In late September 2016, the second Wanxiang Blockchain Global Summit commenced. This time, the summit had expanded into an entire week of events, known as the “International Blockchain Week”. The first 3 days of the International Week was the second Ethereum Global Developers Conference (also named Devcon2); the 4th day was a blockchain project roadshow (“Demo Day”), and the 5th-6th days were the actual summit. As I mentioned above, in addition to the US$500,000 donation, Wanxiang Blockchain in 2015 promised to continuously support the development of Ethereum as needed. After the successful launch of the Ethereum mainnet in 2015, the Ethereum Foundation clearly had no urgent need for additional funding, but we were keen to keep our promise.. Therefore, we propose to the Foundation that if the Ethereum Developers Conference is moved to China, Wanxiang Blockchain Labs will sponsor the entire event, and any ticket revenue and sponsorship revenue generated will go to the Ethereum Foundation. Hence, that was the beginning of the annual “Shanghai International Blockchain Week”.

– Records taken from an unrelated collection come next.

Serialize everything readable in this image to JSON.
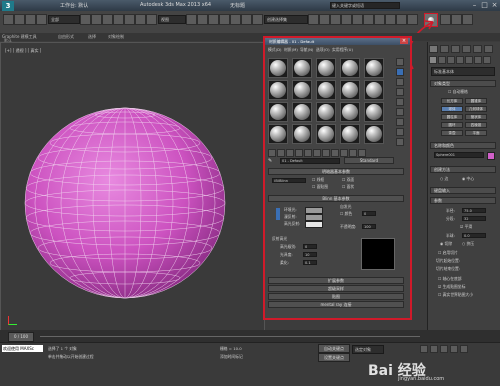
{
  "titlebar": {
    "app_title": "Autodesk 3ds Max 2013 x64",
    "workspace_label": "工作台: 默认",
    "search_placeholder": "键入关键字或短语",
    "untitled": "无标题"
  },
  "toolbar": {
    "filter_dropdown": "全部",
    "view_dropdown": "视图",
    "selection_set": "创建选择集"
  },
  "ribbon": {
    "tabs": [
      "Graphite 建模工具",
      "自由形式",
      "选择",
      "对象绘制"
    ],
    "sub_label": "默认"
  },
  "viewport": {
    "label": "[+] [ 透视 ] [ 真实 ]"
  },
  "material_editor": {
    "title": "材质编辑器 - 01 - Default",
    "menus": [
      "模式(D)",
      "材质(M)",
      "导航(N)",
      "选项(O)",
      "实用程序(U)"
    ],
    "material_name": "01 - Default",
    "material_type": "Standard",
    "shader_rollout": "明暗器基本参数",
    "shader_type": "(B)Blinn",
    "shader_checks": [
      "线框",
      "双面",
      "面贴图",
      "面状"
    ],
    "blinn_rollout": "Blinn 基本参数",
    "ambient_label": "环境光:",
    "diffuse_label": "漫反射:",
    "specular_label": "高光反射:",
    "self_illum_label": "自发光",
    "color_label": "颜色",
    "self_illum_value": "0",
    "opacity_label": "不透明度:",
    "opacity_value": "100",
    "highlight_label": "反射高光",
    "spec_level_label": "高光级别:",
    "spec_level_value": "0",
    "glossiness_label": "光泽度:",
    "glossiness_value": "10",
    "soften_label": "柔化:",
    "soften_value": "0.1",
    "rollouts": [
      "扩展参数",
      "超级采样",
      "贴图",
      "mental ray 连接"
    ]
  },
  "command_panel": {
    "dropdown": "标准基本体",
    "section_object_type": "对象类型",
    "autogrid": "自动栅格",
    "objects": [
      "长方体",
      "圆锥体",
      "球体",
      "几何球体",
      "圆柱体",
      "管状体",
      "圆环",
      "四棱锥",
      "茶壶",
      "平面"
    ],
    "section_name_color": "名称和颜色",
    "object_name": "Sphere001",
    "section_creation": "创建方法",
    "creation_options": [
      "边",
      "中心"
    ],
    "section_keyboard": "键盘输入",
    "section_params": "参数",
    "radius_label": "半径:",
    "radius_value": "75.0",
    "segments_label": "分段:",
    "segments_value": "32",
    "smooth_label": "平滑",
    "hemisphere_label": "半球:",
    "hemisphere_value": "0.0",
    "chop_label": "切除",
    "squash_label": "挤压",
    "slice_on_label": "启用切片",
    "slice_from_label": "切片起始位置:",
    "slice_to_label": "切片结束位置:",
    "pivot_label": "轴心在底部",
    "mapping_label": "生成贴图坐标",
    "realworld_label": "真实世界贴图大小"
  },
  "timeline": {
    "frame_display": "0 / 100"
  },
  "statusbar": {
    "selected": "选择了 1 个 对象",
    "prompt": "单击并拖动以开始创建过程",
    "welcome": "欢迎使用 MAXSc",
    "grid_label": "栅格 = 10.0",
    "add_time_tag": "添加时间标记",
    "auto_key": "自动关键点",
    "set_key": "设置关键点",
    "selected_object": "选定对象"
  },
  "watermark": {
    "text": "Bai 经验",
    "url": "jingyan.baidu.com"
  },
  "colors": {
    "sphere": "#d060c8",
    "highlight_red": "#d01a2a",
    "object_color": "#d060c8"
  }
}
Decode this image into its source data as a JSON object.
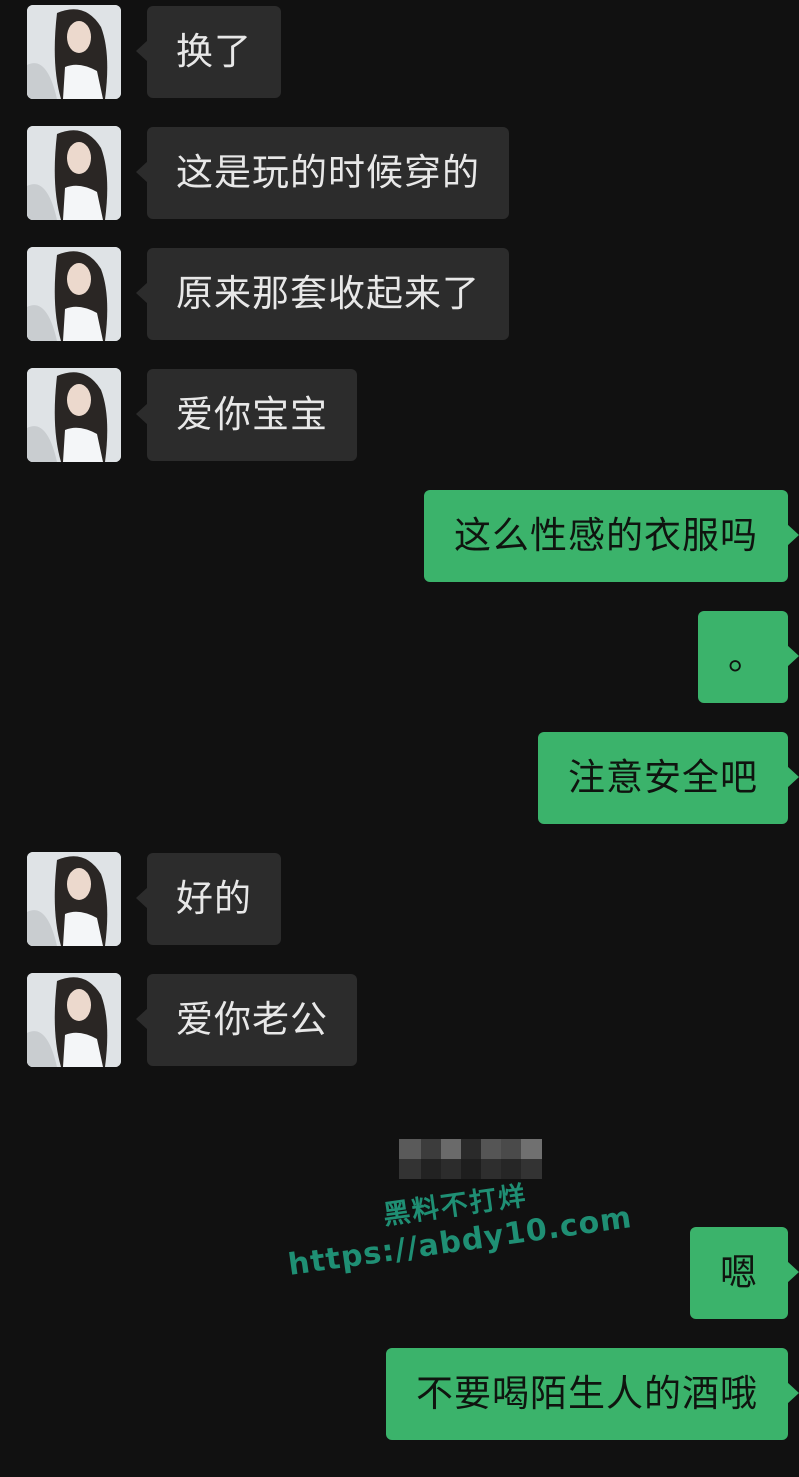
{
  "conversation": {
    "incoming_1": "换了",
    "incoming_2": "这是玩的时候穿的",
    "incoming_3": "原来那套收起来了",
    "incoming_4": "爱你宝宝",
    "outgoing_1": "这么性感的衣服吗",
    "outgoing_2": "。",
    "outgoing_3": "注意安全吧",
    "incoming_5": "好的",
    "incoming_6": "爱你老公",
    "outgoing_4": "嗯",
    "outgoing_5": "不要喝陌生人的酒哦"
  },
  "watermark": {
    "line1": "黑料不打烊",
    "line2": "https://abdy10.com"
  },
  "colors": {
    "background": "#111111",
    "incoming_bubble": "#2c2c2c",
    "outgoing_bubble": "#3bb36b",
    "watermark": "#1f8f74"
  }
}
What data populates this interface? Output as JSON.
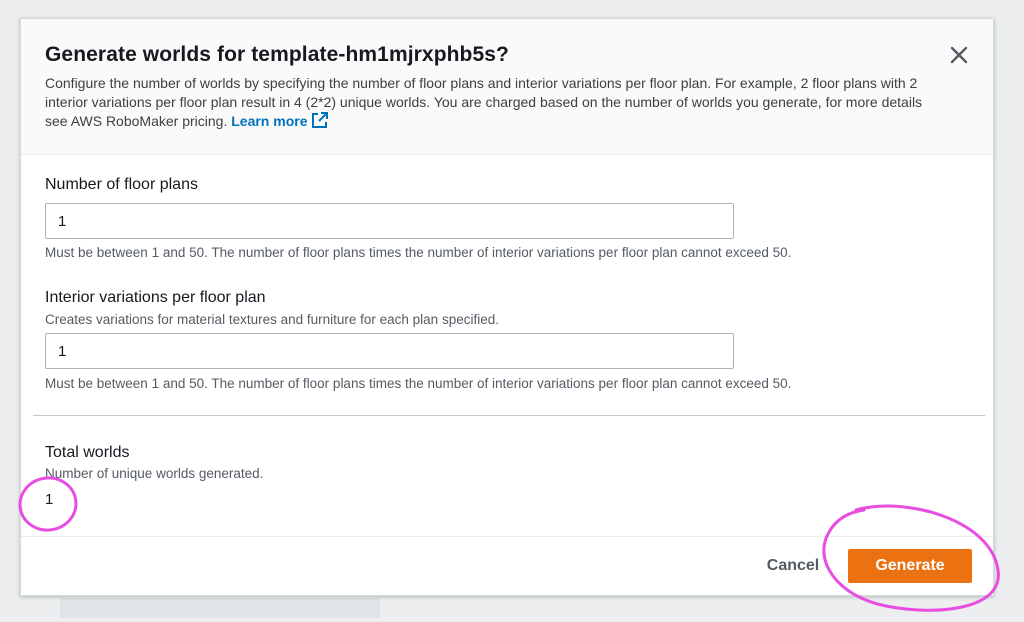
{
  "dialog": {
    "title": "Generate worlds for template-hm1mjrxphb5s?",
    "description": "Configure the number of worlds by specifying the number of floor plans and interior variations per floor plan. For example, 2 floor plans with 2 interior variations per floor plan result in 4 (2*2) unique worlds. You are charged based on the number of worlds you generate, for more details see AWS RoboMaker pricing.",
    "learn_more_label": "Learn more",
    "close_icon": "close-icon"
  },
  "floor_plans": {
    "label": "Number of floor plans",
    "value": "1",
    "constraint": "Must be between 1 and 50. The number of floor plans times the number of interior variations per floor plan cannot exceed 50."
  },
  "interior_variations": {
    "label": "Interior variations per floor plan",
    "description": "Creates variations for material textures and furniture for each plan specified.",
    "value": "1",
    "constraint": "Must be between 1 and 50. The number of floor plans times the number of interior variations per floor plan cannot exceed 50."
  },
  "total_worlds": {
    "label": "Total worlds",
    "description": "Number of unique worlds generated.",
    "value": "1"
  },
  "footer": {
    "cancel_label": "Cancel",
    "generate_label": "Generate"
  },
  "colors": {
    "primary_button": "#ec7211",
    "link": "#0073bb",
    "annotation": "#e84ce0"
  }
}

The Ethereum Devcon held in Shanghai 5 years ago in 2017 was also sponsored and backed by Wanxiang Blockchain LabsThe talk about Ethereum transitioning from PoW to PoS began at approximately the same time, and the community decided each key node would be named after a city where a DEVCON had been held, and that was how Ethereum’s “Shanghai upgrade” was coined.

Fast forward 2022 — Ethereum Merge happened successfully on September 15 2022. Looking ahead, I foresee a scenario where a blockchain protocol stack will converge around the Ethereum network, like what happened with the Internet in the 20th century. In the 1980s, the Internet comprised a variety of protocols that were not interconnected, but these were later merged into the TCP/IP protocol stack. The more base layer a protocol is, the more recognised it will be by people around the world as the global standard protocol, such as the IP protocol, TCP protocol and HTTP protocol. Internet protocols begin to diversify at the application layer; for example, the Internet may have more than 100 protocols at the application layer. The current multi-chain phenomenon of blockchain is similar to the era when Internet protocols had not yet been not “unified”.

Market demand for seamless interoperability will also drive the integration of the blockchain protocol stack. Among all blockchain protocols, only Ethereum has the architecture of acting as that blockchain protocol stack — whether designed intentionally or unintentionally — from the base layer (distributed communication, distributed storage, distributed computing) to layer-1s, layer-2s and even layer-3s. The Merge puts Ethereum in a strong position to be able to support large-scale applications from a performance and scalability perspective in the future. According to the Ethereum Foundation, within 10 years, transactions on the Ethereum network will be able to reach 10 million transactions per second. I predict that, in the next few years, similar to how Internet protocols came to be, blockchain protocols will also gradually be prompted and influenced by industry players to merge into a single unified protocol stack. Other public chains interconnected with Ethereum may act as side chains, or shards and partitions of the Ethereum network, as we strive to achieve an ideal world of interoperability and interconnectivity in the universe of blockchain.